Note: Updates to this data product are discontinued. Over 1 in 4 rural children are living in families that are poor, according to the official poverty measure, up from 1 in 5 in 1999, but this change was uneven across the rural landscape. Counties with high vulnerability to child poverty, those with both low young adult education levels and high proportions of children in single-parent families, were generally the most hard-hit by the recession of the past decade and experienced substantial increases in their already high child poverty rates. Along with the recession, an increase in rural children in single-parent households, continuing from the 1990s, was a major contributor to the rise in child poverty after 2000. Three factors that shape the geography of high and increasing rural child poverty are explored below: economic conditions, young adult education levels, and family structure.
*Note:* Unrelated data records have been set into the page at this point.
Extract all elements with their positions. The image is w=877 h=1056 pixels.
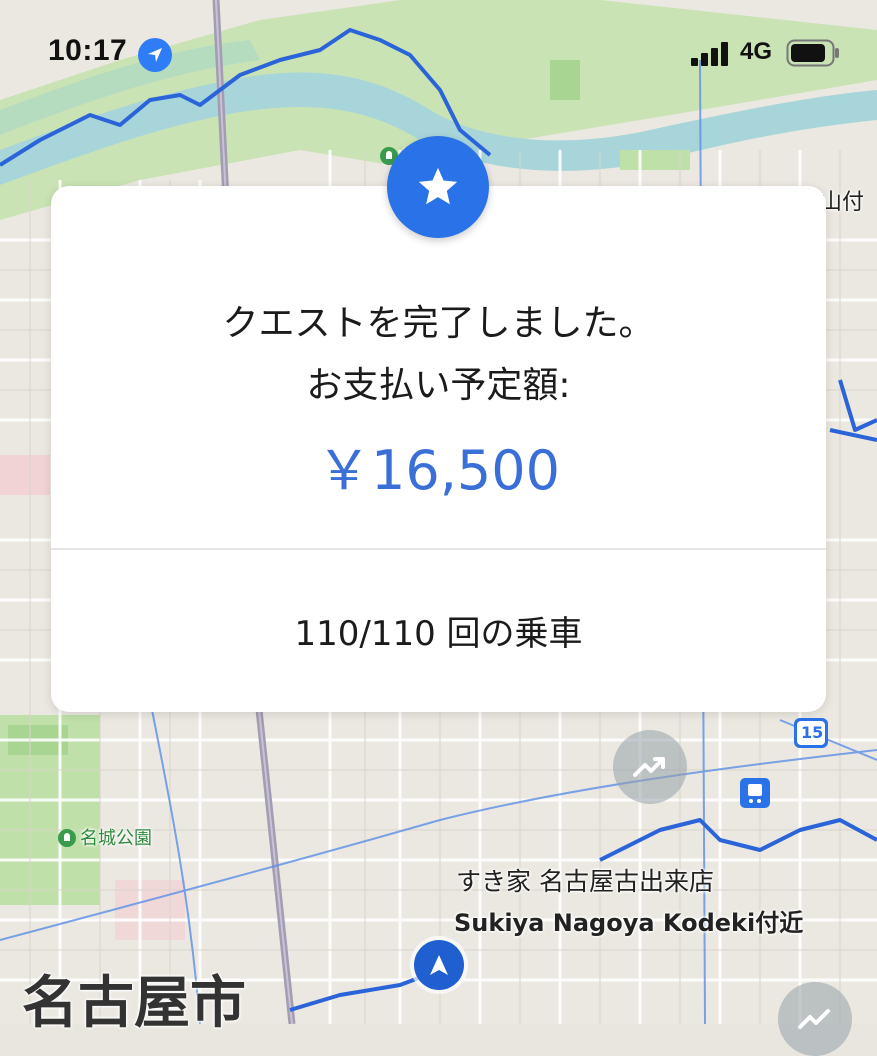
quest-complete-card[interactable]: クエストを完了しました。 お支払い予定額: ￥16,500 110/110 回の… — [51, 186, 826, 712]
payment-label: お支払い予定額: — [306, 365, 571, 406]
route-badge-label: 15 — [801, 723, 824, 742]
trending-button[interactable] — [613, 730, 687, 804]
network-type: 4G — [740, 38, 773, 65]
star-icon — [418, 167, 458, 205]
current-location-marker[interactable] — [414, 940, 464, 990]
trending-button-bottom[interactable] — [778, 982, 852, 1056]
location-arrow-icon — [138, 38, 172, 72]
status-time: 10:17 — [48, 34, 128, 67]
ride-count: 110/110 回の乗車 — [294, 614, 583, 654]
battery-icon — [786, 39, 839, 67]
trending-up-icon — [798, 1009, 830, 1029]
city-label: 名古屋市 — [22, 971, 246, 1036]
status-bar: 10:17 4G — [0, 0, 877, 100]
signal-bars-icon — [691, 42, 728, 66]
map-label-meijo-park[interactable]: 名城公園 — [58, 824, 152, 850]
star-badge — [387, 136, 489, 238]
quest-complete-message: クエストを完了しました。 — [222, 303, 655, 344]
park-pin-icon — [58, 829, 76, 847]
card-divider — [51, 548, 826, 550]
navigation-arrow-icon — [430, 955, 448, 975]
trending-up-icon — [633, 757, 665, 777]
store-label-line1[interactable]: すき家 名古屋古出来店 — [456, 862, 714, 898]
map-label-top-right-fragment: 山付 — [820, 190, 865, 215]
meijo-park-label: 名城公園 — [80, 828, 152, 849]
store-label-line2[interactable]: Sukiya Nagoya Kodeki付近 — [454, 903, 803, 938]
payment-amount: ￥16,500 — [317, 439, 560, 502]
This collection of maps complements the July 2015 Amber Waves feature, Understanding the Geography of Growth in Rural Child Poverty.
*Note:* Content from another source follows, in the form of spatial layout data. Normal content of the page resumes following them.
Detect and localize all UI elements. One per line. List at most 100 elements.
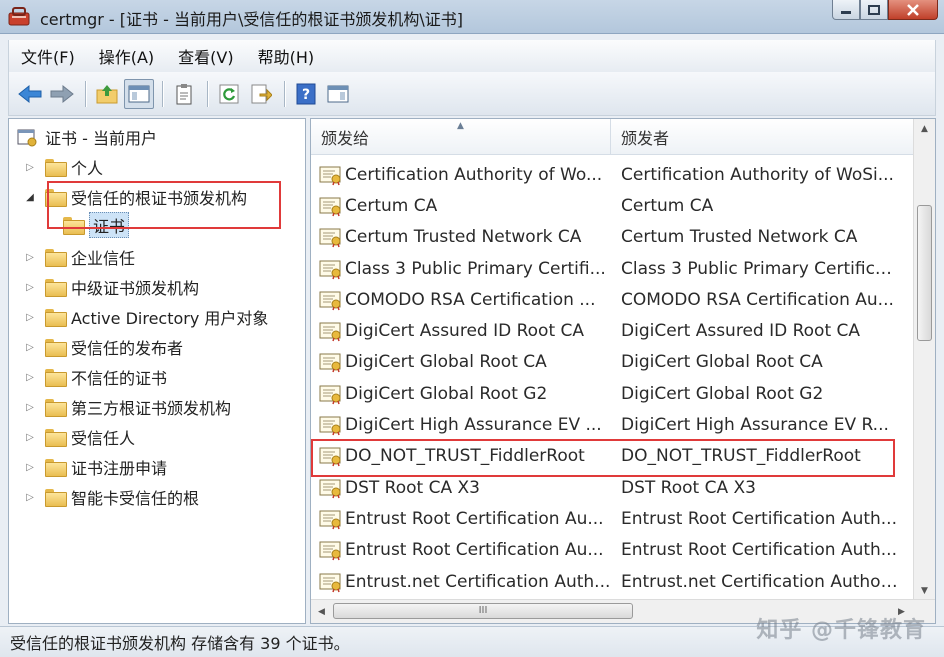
issued-by-cell: Entrust Root Certification Auth...: [621, 540, 897, 561]
certificate-icon: [319, 166, 341, 185]
vertical-scroll-thumb[interactable]: [917, 205, 932, 341]
issued-by-cell: DigiCert Assured ID Root CA: [621, 321, 861, 342]
folder-icon: [45, 369, 67, 387]
column-header-issued-to[interactable]: 颁发给 ▲: [311, 119, 611, 154]
forward-button[interactable]: [47, 79, 77, 109]
certificate-icon: [319, 260, 341, 279]
horizontal-scroll-thumb[interactable]: III: [333, 603, 633, 619]
issued-to-cell: Class 3 Public Primary Certifi...: [345, 258, 606, 279]
menu-bar: 文件(F) 操作(A) 查看(V) 帮助(H): [8, 40, 936, 72]
tree-item-trusted-publishers[interactable]: ▷ 受信任的发布者: [23, 333, 183, 361]
expand-arrow-icon[interactable]: ▷: [23, 162, 37, 173]
folder-icon: [45, 279, 67, 297]
menu-file[interactable]: 文件(F): [9, 40, 87, 72]
certificate-row[interactable]: DigiCert Global Root CA DigiCert Global R…: [311, 347, 913, 378]
close-icon: [907, 3, 919, 16]
certificate-row[interactable]: DigiCert Assured ID Root CA DigiCert Assu…: [311, 315, 913, 346]
maximize-button[interactable]: [860, 0, 888, 20]
menu-help[interactable]: 帮助(H): [246, 40, 327, 72]
issued-by-cell: Certification Authority of WoSi...: [621, 164, 894, 185]
tree-root[interactable]: 证书 - 当前用户: [9, 123, 157, 151]
tree-root-label: 证书 - 当前用户: [45, 129, 157, 148]
folder-icon: [45, 459, 67, 477]
certificate-row[interactable]: Entrust Root Certification Au... Entrust …: [311, 503, 913, 534]
tree-item-label: 智能卡受信任的根: [71, 489, 200, 508]
show-action-pane-button[interactable]: [323, 79, 353, 109]
expand-arrow-icon[interactable]: ▷: [23, 312, 37, 323]
tree-item-trusted-people[interactable]: ▷ 受信任人: [23, 423, 135, 451]
column-header-issued-by[interactable]: 颁发者: [611, 119, 913, 154]
tree-item-label: 受信任人: [71, 429, 136, 448]
menu-action[interactable]: 操作(A): [87, 40, 166, 72]
expand-arrow-icon[interactable]: ▷: [23, 462, 37, 473]
issued-by-cell: DigiCert High Assurance EV R...: [621, 415, 889, 436]
scroll-up-arrow-icon[interactable]: ▲: [914, 119, 935, 139]
certificate-store-icon: [17, 129, 37, 147]
certificate-row[interactable]: COMODO RSA Certification ... COMODO RSA C…: [311, 284, 913, 315]
show-hide-console-tree-button[interactable]: [124, 78, 154, 109]
expand-arrow-icon[interactable]: ▷: [23, 402, 37, 413]
export-icon: [251, 84, 272, 103]
scroll-down-arrow-icon[interactable]: ▼: [914, 581, 935, 601]
certificate-row[interactable]: Certification Authority of Wo... Certific…: [311, 159, 913, 190]
expand-arrow-icon[interactable]: ▷: [23, 372, 37, 383]
certificate-row[interactable]: Certum Trusted Network CA Certum Trusted …: [311, 222, 913, 253]
tree-item-enterprise-trust[interactable]: ▷ 企业信任: [23, 243, 135, 271]
back-button[interactable]: [15, 79, 45, 109]
watermark: 知乎 @千锋教育: [756, 618, 926, 643]
certificate-row[interactable]: Certum CA Certum CA: [311, 190, 913, 221]
export-list-button[interactable]: [246, 79, 276, 109]
certificate-row[interactable]: DigiCert Global Root G2 DigiCert Global R…: [311, 378, 913, 409]
scroll-left-arrow-icon[interactable]: ◀: [311, 602, 332, 622]
tree-item-label: 不信任的证书: [71, 369, 168, 388]
certificate-row[interactable]: Class 3 Public Primary Certifi... Class 3…: [311, 253, 913, 284]
list-header: 颁发给 ▲ 颁发者: [311, 119, 913, 155]
issued-to-cell: DigiCert High Assurance EV ...: [345, 415, 602, 436]
close-button[interactable]: [888, 0, 938, 20]
tree-item-enrollment-requests[interactable]: ▷ 证书注册申请: [23, 453, 167, 481]
tree-item-active-directory[interactable]: ▷ Active Directory 用户对象: [23, 303, 268, 331]
folder-icon: [45, 429, 67, 447]
menu-view[interactable]: 查看(V): [166, 40, 245, 72]
column-header-label: 颁发者: [621, 128, 670, 148]
expand-arrow-icon[interactable]: ▷: [23, 252, 37, 263]
minimize-button[interactable]: [832, 0, 860, 20]
tree-item-personal[interactable]: ▷ 个人: [23, 153, 103, 181]
vertical-scrollbar[interactable]: ▲ ▼: [913, 119, 935, 601]
title-bar: certmgr - [证书 - 当前用户\受信任的根证书颁发机构\证书]: [0, 0, 944, 34]
issued-to-cell: DigiCert Global Root G2: [345, 383, 548, 404]
issued-by-cell: Entrust Root Certification Auth...: [621, 508, 897, 529]
tree-item-intermediate[interactable]: ▷ 中级证书颁发机构: [23, 273, 199, 301]
expand-arrow-icon[interactable]: ▷: [23, 342, 37, 353]
help-button[interactable]: ?: [291, 79, 321, 109]
issued-by-cell: DST Root CA X3: [621, 477, 756, 498]
console-tree-icon: [128, 85, 150, 102]
certificate-row[interactable]: Entrust Root Certification Au... Entrust …: [311, 535, 913, 566]
tree-item-third-party-root[interactable]: ▷ 第三方根证书颁发机构: [23, 393, 231, 421]
certificate-icon: [319, 291, 341, 311]
certificate-icon: [319, 322, 341, 342]
certificate-row[interactable]: Entrust.net Certification Auth... Entrust…: [311, 566, 913, 597]
collapse-arrow-icon[interactable]: ◢: [23, 192, 37, 203]
issued-to-cell: DST Root CA X3: [345, 477, 480, 498]
issued-by-cell: Certum Trusted Network CA: [621, 227, 858, 248]
tree-item-label: 中级证书颁发机构: [71, 279, 200, 298]
clipboard-icon: [176, 83, 192, 104]
certificate-icon: [319, 385, 341, 404]
tree-item-untrusted[interactable]: ▷ 不信任的证书: [23, 363, 167, 391]
maximize-icon: [868, 4, 880, 15]
toolbar-separator: [207, 80, 208, 107]
expand-arrow-icon[interactable]: ▷: [23, 432, 37, 443]
tree-item-smart-card-root[interactable]: ▷ 智能卡受信任的根: [23, 483, 199, 511]
issued-to-cell: DigiCert Assured ID Root CA: [345, 321, 585, 342]
properties-button[interactable]: [169, 79, 199, 109]
toolbar-separator: [284, 80, 285, 107]
certificate-row[interactable]: DigiCert High Assurance EV ... DigiCert H…: [311, 409, 913, 440]
expand-arrow-icon[interactable]: ▷: [23, 282, 37, 293]
tree-item-label: 企业信任: [71, 249, 136, 268]
up-level-button[interactable]: [92, 79, 122, 109]
issued-to-cell: DigiCert Global Root CA: [345, 352, 547, 373]
refresh-button[interactable]: [214, 79, 244, 109]
expand-arrow-icon[interactable]: ▷: [23, 492, 37, 503]
tree-item-label: 证书注册申请: [71, 459, 168, 478]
Economic conditions, marked by recession, had highly uneven impacts across rural areas

The first factor, the economic conditions of the period, was most marked by the severe recession of 2007-09, but involved highly uneven impacts across rural areas and over time. After booming in the 1990s, rural manufacturing jobs began to disappear at the beginning of the 2000s, a trend that accelerated with the recession. While many local economies dependent on manufacturing had severe setbacks, other rural areas experienced booms in oil and gas mining and never felt the recession.?In general, rural counties with severe recession had much higher average child poverty rates in 2009-13 (31 percent) than they had in 1999 (22 percent). Counties largely immune from the recession, with growth in both employment and earnings, did not, however, have a corresponding decline in child poverty, which remained at 20 percent for the period. These?results are similar to the results for the generally prosperous farm and mining counties in suggesting that economic growth itself was largely unable to reduce child poverty over the past decade.